На стены вышли все, кто еще держался на ногах. И не только ратные люди. Не толко монахи. Вышли женщины, подростки и дети. Кипела в котлах вода и смола. В заборалах были разложены тяжелые камни, стояли на готове чаны с нечистотами.

Едва стемнело, поляки и воровские люди устремились к стенам. Открыли огонь изо всех пушек. Тащили лестницы, катили тарусы. Разгорелось пламя факелов, колебалось огненными волнами.

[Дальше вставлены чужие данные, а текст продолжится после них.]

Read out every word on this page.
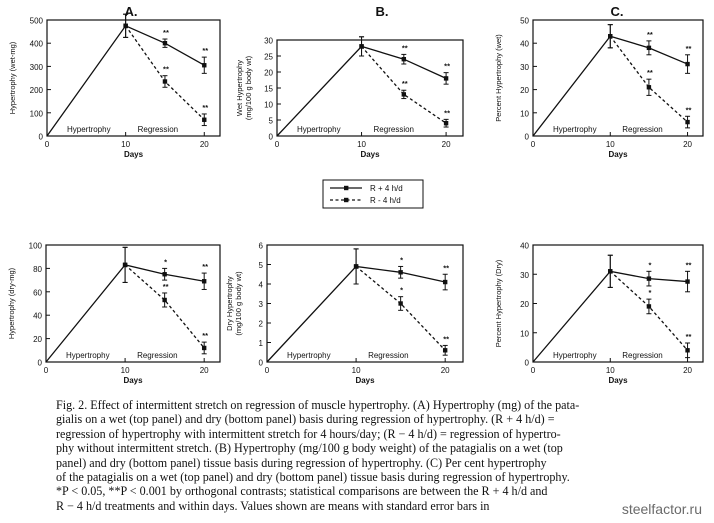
0
100
200
300
400
500
0	10	20
Days
Hypertrophy (wet-mg)
A.
Hypertrophy	Regression
**
**
**
**
0
5
10
15
20
25
30
0	10	20
Days
Wet Hypertrophy(mg/100 g body wt)
B.
Hypertrophy	Regression
**
**
**
**
0
10
20
30
40
50
0	10	20
Days
Percent Hypertrophy (wet)
C.
Hypertrophy	Regression
**
**
**
**
0
20
40
60
80
100
0	10	20
Days
Hypertrophy (dry-mg)
Hypertrophy	Regression
*
**
**
**
0
1
2
3
4
5
6
0	10	20
Days
Dry Hypertrophy(mg/100 g body wt)
Hypertrophy	Regression
*
**
*
**
0
10
20
30
40
0	10	20
Days
Percent Hypertrophy (Dry)
Hypertrophy	Regression
*	**
*
**
R + 4 h/d
R - 4 h/d
Fig. 2. Effect of intermittent stretch on regression of muscle hypertrophy. (A) Hypertrophy (mg) of the pata-
gialis on a wet (top panel) and dry (bottom panel) basis during regression of hypertrophy. (R + 4 h/d) =
regression of hypertrophy with intermittent stretch for 4 hours/day; (R − 4 h/d) = regression of hypertro-
phy without intermittent stretch. (B) Hypertrophy (mg/100 g body weight) of the patagialis on a wet (top
panel) and dry (bottom panel) tissue basis during regression of hypertrophy. (C) Per cent hypertrophy
of the patagialis on a wet (top panel) and dry (bottom panel) tissue basis during regression of hypertrophy.
*P < 0.05, **P < 0.001 by orthogonal contrasts; statistical comparisons are between the R + 4 h/d and
R − 4 h/d treatments and within days. Values shown are means with standard error bars in	steelfactor.ru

Сначала приступавших встретили огнем монастырские пушки с верхних ярусов. Когда приступавшие подошли к рву, ударили пушки подошвенного боя. Поддерживал их залпы огонь из пищалей. На этот раз поляки проявили упорство. Перелезли через ров, начали приставлять к стенам лестницы. Сверху на них посыпалась толченая известь, выжигая глаза. На тех, кто поднимался по лестницам лились кипяток, смола и нечистоты. До рукопашной на стенах не дошло. Каменный дроб из пушек косил поляков рядами, врывались в их ряды каленые ядра. Сапеге не удалось остановить отступление от стен. Из ворот вырвались на конях монастырские ратники. Гнали польских находников по Климентовскому полю до их стана.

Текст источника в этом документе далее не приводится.